Pagi kini sudah berganti menjadi sore, namun sore juga secara perlahan mulai tergantikam dengan malam.


Disebuah mini market, secara tidak sengaja Zero dan Mora kembali bertemu. Mora yang seperti biasa akan membeli coklat kesukaannya dan Zero yang memang ada sesuatu yang hendak dibelinya dimini market tersebut.


Seperti yang diharapkan, Zero dapat pulang kerja tepat pada waktunya. Tanpa membuat waktu lagi, Zero dengan segera meninggalkan perusahaan dan pulang menuju rumah.


Namun ketika dalam perjalanan, Zero malah mempunyai suatu rencana yang mungkin tidak yakin akan dirinya lakukan. Dan untuk melakukan hal itu, Zero harus membeli dulu sesuatu yang dapat melancarkan rencananya itu.


Zero hampir terlebih dahulu kesebuah mini market yang berada dijalan menuju pulang, mulai turun dan memasuki mini market tersebut.


Masih dengan pakaian jas yang lengkap, namun kini dasi yang berada di lehernya sudah tidak ada. Mulai masuk dan memilih barang yang dia perlukan, tanpa menghiraukan tatapan orang lain yang kini perpusat pada dirinya.


Bagaimana tidak? Zero terlihat begitu tampak dengan setelan formal seperti itu, ditambah dengan tatanan rambut Zero yang kini sedikit berantakan.


Sedangkan Zero yang sudah biasa, hanya terus mengabaikannya dan memelih fokus mencari barang yang dicarinya.


Terlebih dahulu Zero menuju lemari pemdingin, dimana begitu banyak sekali jenis minuman disana. Tanpa ragu dan berpikir panjang, Zero mengambil, serta memilih semua minuman yang memiliki rasa Taro.


Langsung menasukannya pada keranjang yang dia bawa, setelah itu mulai berjalan menuju tempat lain. Yaitu, jajaran cookies yang juga perjajar rapi dengan banyak bentuk dan juga rasa.


Tanpa pikir juga, Zero kembali mengambil cookies dengan rasa coklat dan juga keju. Setelah dirasa cukup, Zero hendak pergi menbayar. Namun sebelum itu, dia malah berpapasan dengan Mora yang hendak mengambil cookies juga.


"Eh?"


Sontak Zero maupun Mora terdiam sejenak, dan saling pandang satu sama lainnya.


"Kak Zero?"


"Kau?"


Secara bersamaan Mora dan Zero berkata, serta saling menunjuk satu sama lainnya.


"Kak Zero disini juga? Beli apa?"


"Hanya ini," kata Zero yang memperlihatkan semua barang yang dibelinya pada Mora.


Dan Mora melihat kedalam keranjang tersebut yang terisi begitu banyak minuman dan juga cookies. "Banyak sekali, apakah Kakak menyukai semuanya?"


"Tidak." dengan segera Zero menjawab pertanyaan Mora. "Aku tidak suka manis," lanjut Zero yang menatap lurua kearah kedua mata Mora yang indah.
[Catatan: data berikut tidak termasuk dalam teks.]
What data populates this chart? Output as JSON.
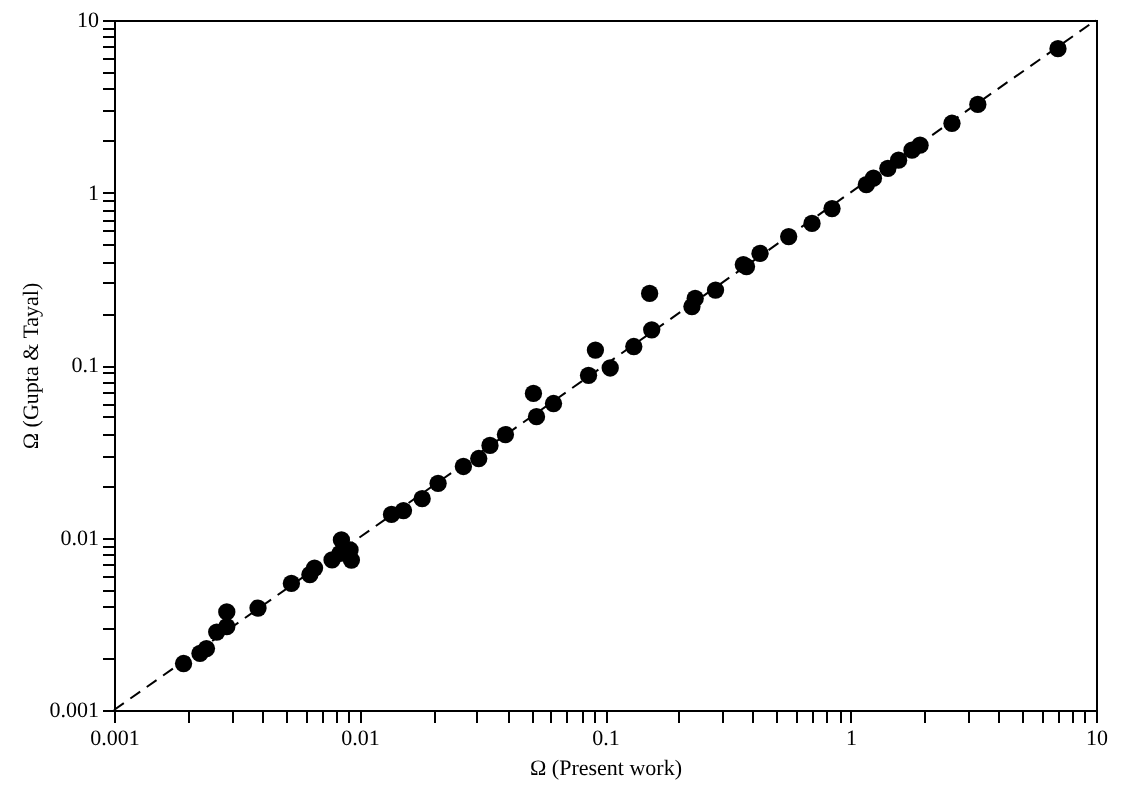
{
  "chart_data": {
    "type": "scatter",
    "xlabel": "Ω (Present work)",
    "ylabel": "Ω (Gupta & Tayal)",
    "log": "xy",
    "grid": false,
    "marker": "circle",
    "xlim": [
      0.001,
      10
    ],
    "ylim": [
      0.001,
      10
    ],
    "xticks": [
      0.001,
      {
        "value": 0.002,
        "label": null
      },
      {
        "value": 0.003,
        "label": null
      },
      {
        "value": 0.004,
        "label": null
      },
      {
        "value": 0.005,
        "label": null
      },
      {
        "value": 0.006,
        "label": null
      },
      {
        "value": 0.007,
        "label": null
      },
      {
        "value": 0.008,
        "label": null
      },
      {
        "value": 0.009,
        "label": null
      },
      0.01,
      {
        "value": 0.02,
        "label": null
      },
      {
        "value": 0.03,
        "label": null
      },
      {
        "value": 0.04,
        "label": null
      },
      {
        "value": 0.05,
        "label": null
      },
      {
        "value": 0.06,
        "label": null
      },
      {
        "value": 0.07,
        "label": null
      },
      {
        "value": 0.08,
        "label": null
      },
      {
        "value": 0.09,
        "label": null
      },
      0.1,
      {
        "value": 0.2,
        "label": null
      },
      {
        "value": 0.3,
        "label": null
      },
      {
        "value": 0.4,
        "label": null
      },
      {
        "value": 0.5,
        "label": null
      },
      {
        "value": 0.6,
        "label": null
      },
      {
        "value": 0.7,
        "label": null
      },
      {
        "value": 0.8,
        "label": null
      },
      {
        "value": 0.9,
        "label": null
      },
      1,
      {
        "value": 2,
        "label": null
      },
      {
        "value": 3,
        "label": null
      },
      {
        "value": 4,
        "label": null
      },
      {
        "value": 5,
        "label": null
      },
      {
        "value": 6,
        "label": null
      },
      {
        "value": 7,
        "label": null
      },
      {
        "value": 8,
        "label": null
      },
      {
        "value": 9,
        "label": null
      },
      10
    ],
    "yticks": [
      0.001,
      {
        "value": 0.002,
        "label": null
      },
      {
        "value": 0.003,
        "label": null
      },
      {
        "value": 0.004,
        "label": null
      },
      {
        "value": 0.005,
        "label": null
      },
      {
        "value": 0.006,
        "label": null
      },
      {
        "value": 0.007,
        "label": null
      },
      {
        "value": 0.008,
        "label": null
      },
      {
        "value": 0.009,
        "label": null
      },
      0.01,
      {
        "value": 0.02,
        "label": null
      },
      {
        "value": 0.03,
        "label": null
      },
      {
        "value": 0.04,
        "label": null
      },
      {
        "value": 0.05,
        "label": null
      },
      {
        "value": 0.06,
        "label": null
      },
      {
        "value": 0.07,
        "label": null
      },
      {
        "value": 0.08,
        "label": null
      },
      {
        "value": 0.09,
        "label": null
      },
      0.1,
      {
        "value": 0.2,
        "label": null
      },
      {
        "value": 0.3,
        "label": null
      },
      {
        "value": 0.4,
        "label": null
      },
      {
        "value": 0.5,
        "label": null
      },
      {
        "value": 0.6,
        "label": null
      },
      {
        "value": 0.7,
        "label": null
      },
      {
        "value": 0.8,
        "label": null
      },
      {
        "value": 0.9,
        "label": null
      },
      1,
      {
        "value": 2,
        "label": null
      },
      {
        "value": 3,
        "label": null
      },
      {
        "value": 4,
        "label": null
      },
      {
        "value": 5,
        "label": null
      },
      {
        "value": 6,
        "label": null
      },
      {
        "value": 7,
        "label": null
      },
      {
        "value": 8,
        "label": null
      },
      {
        "value": 9,
        "label": null
      },
      10
    ],
    "series": [
      {
        "color": "#000000",
        "x": [
          0.00192,
          0.00224,
          0.00238,
          0.00262,
          0.00288,
          0.00288,
          0.00386,
          0.00528,
          0.00628,
          0.00656,
          0.00773,
          0.00844,
          0.00833,
          0.00915,
          0.00927,
          0.0135,
          0.0151,
          0.018,
          0.0209,
          0.0265,
          0.0306,
          0.034,
          0.0393,
          0.0511,
          0.0526,
          0.0617,
          0.0857,
          0.0914,
          0.105,
          0.131,
          0.152,
          0.155,
          0.226,
          0.233,
          0.282,
          0.366,
          0.377,
          0.428,
          0.56,
          0.697,
          0.841,
          1.16,
          1.24,
          1.42,
          1.57,
          1.78,
          1.92,
          2.59,
          3.3,
          7.0
        ],
        "values": [
          0.00186,
          0.00213,
          0.00227,
          0.00283,
          0.00304,
          0.0037,
          0.0039,
          0.00542,
          0.0061,
          0.00665,
          0.00741,
          0.00968,
          0.00809,
          0.00847,
          0.0074,
          0.0136,
          0.0143,
          0.0168,
          0.0206,
          0.0258,
          0.0287,
          0.0342,
          0.0395,
          0.0684,
          0.0502,
          0.0598,
          0.0871,
          0.122,
          0.0961,
          0.128,
          0.26,
          0.16,
          0.218,
          0.243,
          0.272,
          0.382,
          0.372,
          0.444,
          0.555,
          0.662,
          0.807,
          1.11,
          1.21,
          1.38,
          1.54,
          1.76,
          1.88,
          2.52,
          3.24,
          6.82
        ]
      },
      {
        "type": "line",
        "color": "#000000",
        "line_style": "dashed",
        "marker": "none",
        "x": [
          0.001,
          10
        ],
        "values": [
          0.001,
          10
        ]
      }
    ]
  }
}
Mora terlihat mengerutkan dahinya, "lalu kenapa membelinya?"


"Hanya ingin."


Seketika Mora tidak ingin bertanya lagi, dirinya tidak mau terlalu mencampuri urasan Zero. Mora hanya mengangguk singakat, seolah paham dengan perkataan Zero.


Sedangkan Zero, merasa tidak suka melihat Mora yang tidak bertanya lagi. Yang Zero inginkan adalah Mora yang banyak bertanya, sehingga banyak berbicara juga dengannya.


"Kamu tidak bertanya untuk siapa?" Secara tiba-tiba Zero kembali bertanya pada Mora, yang membuat Mora jadi bingunh sendiri.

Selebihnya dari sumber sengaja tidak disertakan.